What Potential Tax Issues Should I Consider When Starting A Business?

Before starting a business, it is important to consider and plan for a variety of tax-related issues. Initially, the type of entity that you select for your business will affect the business’s tax liability. The main business forms are sole proprietorships, partnerships, corporations and limited liability companies (LLC). These business forms are treated differently for tax purposes.

It is important to consider the potential taxes for which your new business may be responsible. In addition to income taxes, your new business may be subject to a variety of other taxes such as employment tax, payroll tax, capital gains tax, excise tax, sales tax, property tax and estate tax. Before starting a business it is important to consider how these other taxes will affect your business.

Another issue for a new business to consider is which accounting method it will use. If the business follows the cash method, it will report income the year it receives it and deduct expenses in the tax year the business pays them. Under the accrual method, the business will report income in the tax year it is earned, whether or not payment is received, and will deduct expenses in the tax year they are incurred no matter when they are paid.

The business must also determine what tax year it will follow. Taxable income must be calculated on the basis of a tax year, which can be either a calendar year (12 consecutive months starting January 1 and ending December 31) or a fiscal year (12 consecutive months ending on the last day of any month except December).

The business must also decide which records to keep and for how long. There are a variety of business records that should be kept for tax purposes. First, the business should keep gross receipts and documents that show its income such as invoices, receipt books, cash register tapes, bank deposit slips and credit card transaction records. Second, the business should retain documents reflecting purchases, which are things the business buys and resells to customers, including raw materials used to make things. Such documents should show the amount paid and include invoices, cancelled checks and credit card statements. Third, the business should keep documents showing its expenses, which are the costs incurred to run the business, including canceled checks, account statements, credit cards, invoices and petty cash slips. The business should also keep employment tax records and documentation relating to assets the company holds. Finally, the company should retain documents that substantiate travel, gift and entertainment expenses that are business related and for which the business claims a deduction.

Another issue for you to consider as you start a new business is how to minimize the business’s tax liability. One way to reduce your business’s tax obligation is to maximize its deductions. There are several tax deductions available to businesses, including a deduction for all business expenses that are ordinary, necessary and reasonable. Under section 162 of the Internal Revenue Code, several types of trade or business expenses are generally deductible, including reasonable office expenses and supplies, business travel expense such as airfare, car rental and hotel costs, business-related meals and entertainment expenses, legal and professional services and car expenses for driving done for business purposes.

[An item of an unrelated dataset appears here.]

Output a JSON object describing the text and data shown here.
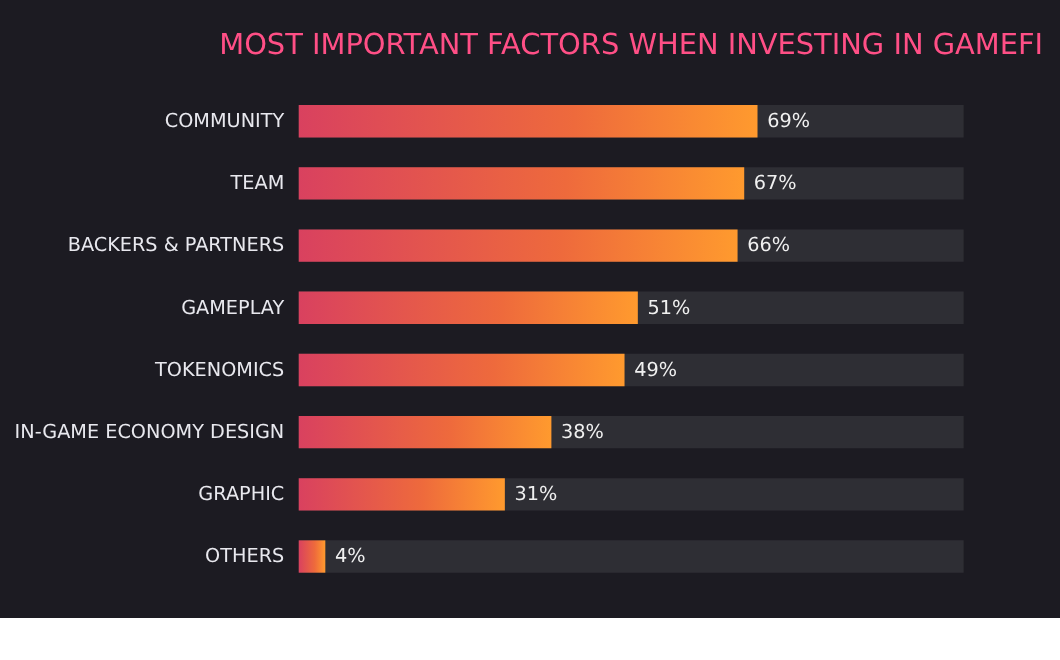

If you plan to run your business from your home, there are additional tax implications to consider. You may be able to claim a home office deduction for expenses related to the portion of mortgage interest, property taxes, rent, utilities, insurance, repairs and depreciation attributable to your business. Generally, a person is entitled to the home office deduction if the home office is used regularly and exclusively as the principal place of business or as a place to meet customers or clients in the ordinary course of business. If you have a separate structure on your property that is not attached to your home, such as a free-standing garage that you converted to an office, you may deduct business expenses related to it as well.